Every child has their own strengths, challenges, interests, and ideas. An emergent curriculum allows early childhood educators to focus on the child, respond to their needs, and plan a learning program that’s tailored to them and like-minded peers.
Here, we look at emergent curriculum in more detail and see how this approach can inspire, engage and develop with your child.
How do educators implement an emergent curriculum?
An emergent curriculum is child-led and educator-framed, where educators observe your child and take into account their interests, understandings, and aspirations when planning activities and projects. Instead of being set in stone, these learning programs are flexible and responsive, evolving over time to meet your child’s spontaneous and changing needs.
An emergent curriculum aims to build on your youngster's existing strengths and knowledge, encourage them to think in new ways, and develop a greater understanding of the world, so educators will:
- Get to know your child
- Listen to their thoughts and ideas
- Give them time and space to follow their interests whether individually or in groups
- Look out for key learning opportunities
- Build on your child's previous learning and extend their current interests
Although educators are guided by and responsive to your child, an emergent curriculum does recognise other influences. To help them plan meaningful and relevant learning experiences, educators can also consider:
- Their own interests and priorities as an educator
- Your family's interests and any concerns
- The physical environment at the service
- The social environment
- The values that underpin your child's education and care
An emergent curriculum is child-centric and fluid. Under fives have a say in what they learn, and educators keep pace with their changing interests to actively promote knowledge-building.

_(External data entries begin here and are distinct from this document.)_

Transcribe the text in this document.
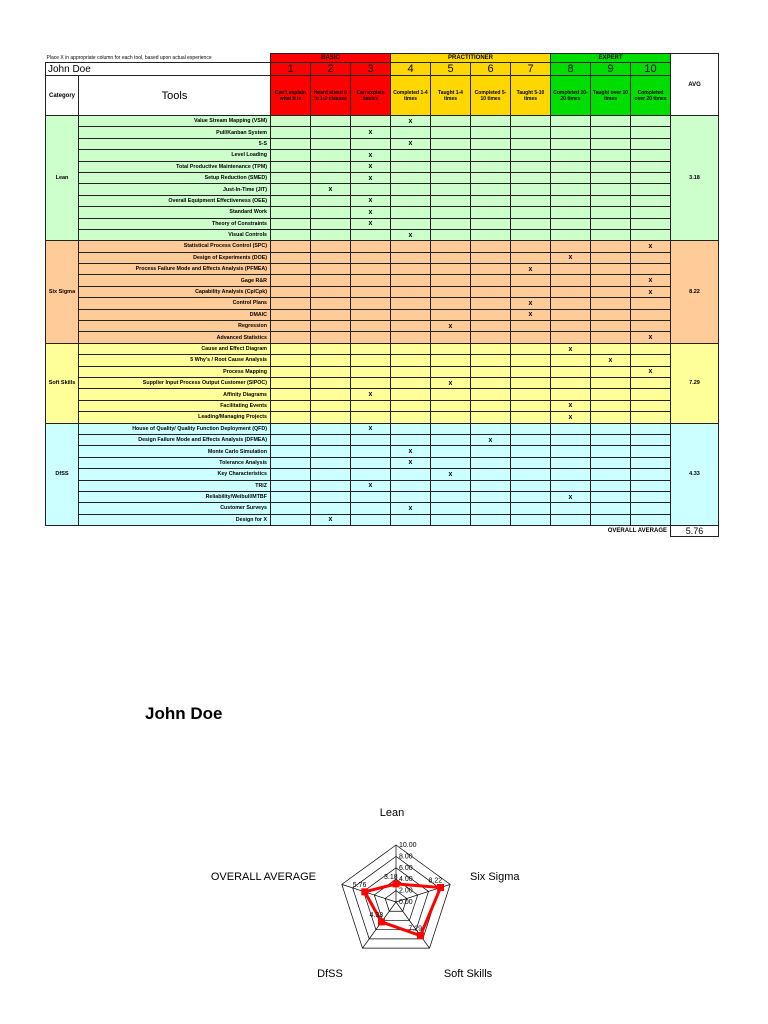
Place X in appropriate column for each tool, based upon actual experience		BASIC			PRACTITIONER				EXPERT			AVG
John Doe		1	2	3	4	5	6	7	8	9	10	
Category	Tools	Can't explain what it is	Heard about it in 1-2 classes	Can explain basics	Completed 1-4 times	Taught 1-4 times	Completed 5-10 times	Taught 5-10 times	Completed 10-20 times	Taught over 10 times	Completed over 20 times	
Lean	Value Stream Mapping (VSM)				x							3.18
	Pull/Kanban System			x								
	5-S				x							
	Level Loading			x								
	Total Productive Maintenance (TPM)			x								
	Setup Reduction (SMED)			x								
	Just-In-Time (JIT)		x									
	Overall Equipment Effectiveness (OEE)			x								
	Standard Work			x								
	Theory of Constraints			x								
	Visual Controls				x							
Six Sigma	Statistical Process Control (SPC)										x	8.22
	Design of Experiments (DOE)								x			
	Process Failure Mode and Effects Analysis (PFMEA)							x				
	Gage R&R										x	
	Capability Analysis (Cp/Cpk)										x	
	Control Plans							x				
	DMAIC							x				
	Regression					x						
	Advanced Statistics										x	
Soft Skills	Cause and Effect Diagram								x			7.29
	5 Why's / Root Cause Analysis									x		
	Process Mapping										x	
	Supplier Input Process Output Customer (SIPOC)					x						
	Affinity Diagrams			x								
	Facilitating Events								x			
	Leading/Managing Projects								x			
DfSS	House of Quality/ Quality Function Deployment (QFD)			x								4.33
	Design Failure Mode and Effects Analysis (DFMEA)						x					
	Monte Carlo Simulation				x							
	Tolerance Analysis				x							
	Key Characteristics					x						
	TRIZ			x								
	Reliability/Weibull/MTBF								x			
	Customer Surveys				x							
	Design for X		x									
		OVERALL AVERAGE										5.76
John Doe
2.00
4.00
6.00
8.00
10.00
0.00
3.18
8.22
7.29
4.33
5.76
Lean
Six Sigma
Soft Skills
DfSS
OVERALL AVERAGE
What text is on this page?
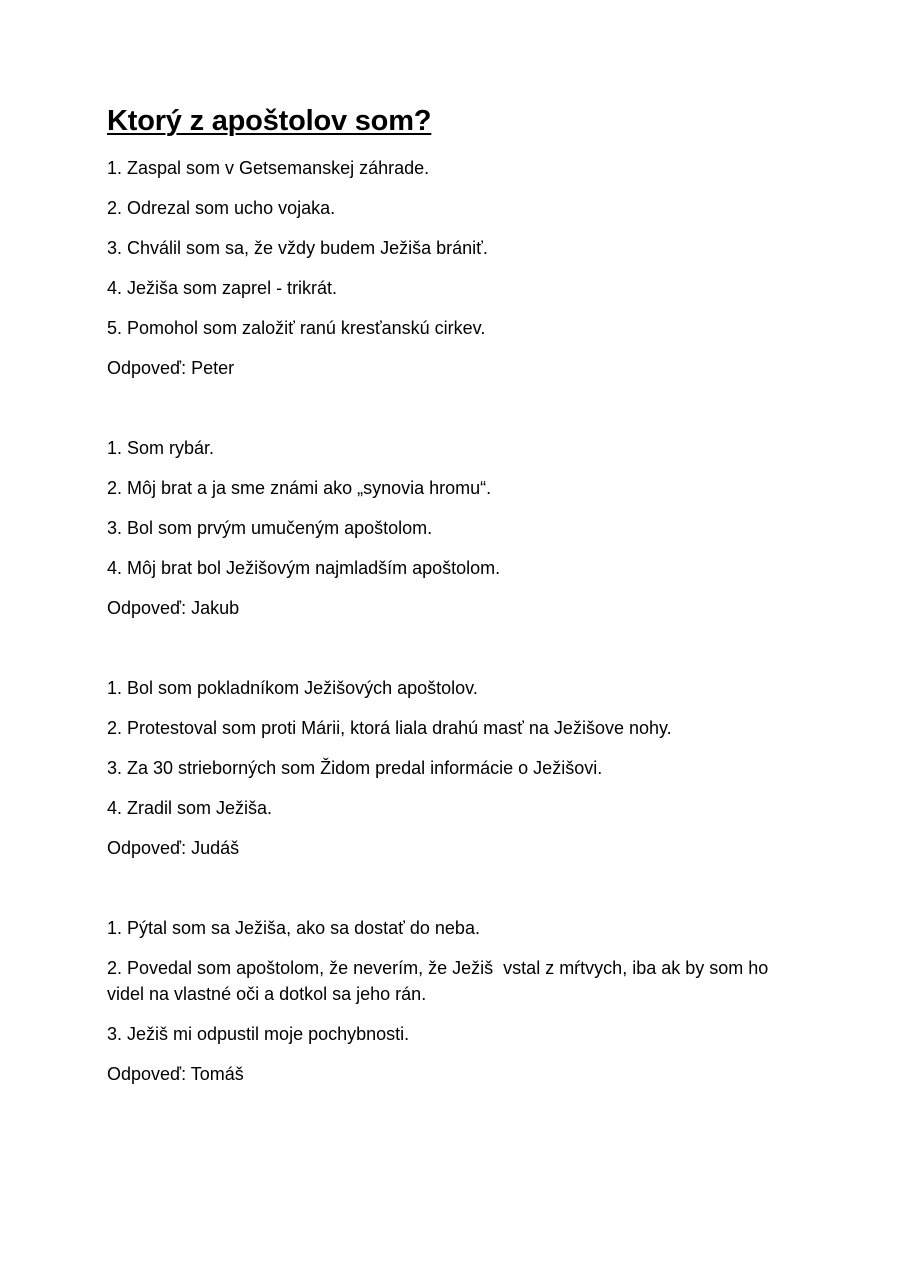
Ktorý z apoštolov som?
1. Zaspal som v Getsemanskej záhrade.
2. Odrezal som ucho vojaka.
3. Chválil som sa, že vždy budem Ježiša brániť.
4. Ježiša som zaprel - trikrát.
5. Pomohol som založiť ranú kresťanskú cirkev.
Odpoveď: Peter
1. Som rybár.
2. Môj brat a ja sme známi ako „synovia hromu“.
3. Bol som prvým umučeným apoštolom.
4. Môj brat bol Ježišovým najmladším apoštolom.
Odpoveď: Jakub
1. Bol som pokladníkom Ježišových apoštolov.
2. Protestoval som proti Márii, ktorá liala drahú masť na Ježišove nohy.
3. Za 30 strieborných som Židom predal informácie o Ježišovi.
4. Zradil som Ježiša.
Odpoveď: Judáš
1. Pýtal som sa Ježiša, ako sa dostať do neba.
2. Povedal som apoštolom, že neverím, že Ježiš  vstal z mŕtvych, iba ak by som ho videl na vlastné oči a dotkol sa jeho rán.
3. Ježiš mi odpustil moje pochybnosti.
Odpoveď: Tomáš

How can an emergent curriculum benefit your child?
With a focus on play and tailored learning, this learning approach provides countless opportunities to have fun, learn lots and grow as a person.
Your child will have a chance to:
- Make learning choices, follow their interests, ask questions and wonder about the world
- Take part in exciting, challenging and motivating learning experiences
- Remain focused, engaged and enthusiastic about their learning program
- Express themselves, build language skills and develop their creative abilities
This is all great news, and there are benefits for families too.
As a parent, you'll be encouraged to communicate with educators, and you can be sure that they're thinking carefully about what's best for your child – both at the current time and going forward.
What does an emergent curriculum look like in practice?
Although an emergent curriculum plays out differently in different services, you can expect to see various activities and projects happening in separate classrooms, with children working independently or in small groups, and following their interests.
As an example, Bright Horizons says that a preschool program might involve two side-by-side classrooms, with seven activities:
- In one room, children might be busy making a cardboard car wash, building a complicated block structure, retelling a story from a picture book or writing invites for a birthday party.
- While in the other room, preschoolers could be working out how to angle a ramp to make toy cars go faster, mixing paint colours at an easel or forming blocks of seven in the maths area.
As children's interests change and their learning develops, educators will offer a range of new activities and projects, including some that groups can work on over days or weeks. For instance, preschoolers might find themselves growing a seed in cotton wool and asking things, like 'Where does the water go when you water plants?' or 'How long will it take to sprout?'
An emergent curriculum is a great way to pique your child's interest, keep them engaged and extend their learning, so it might just be the way forward for your little learner.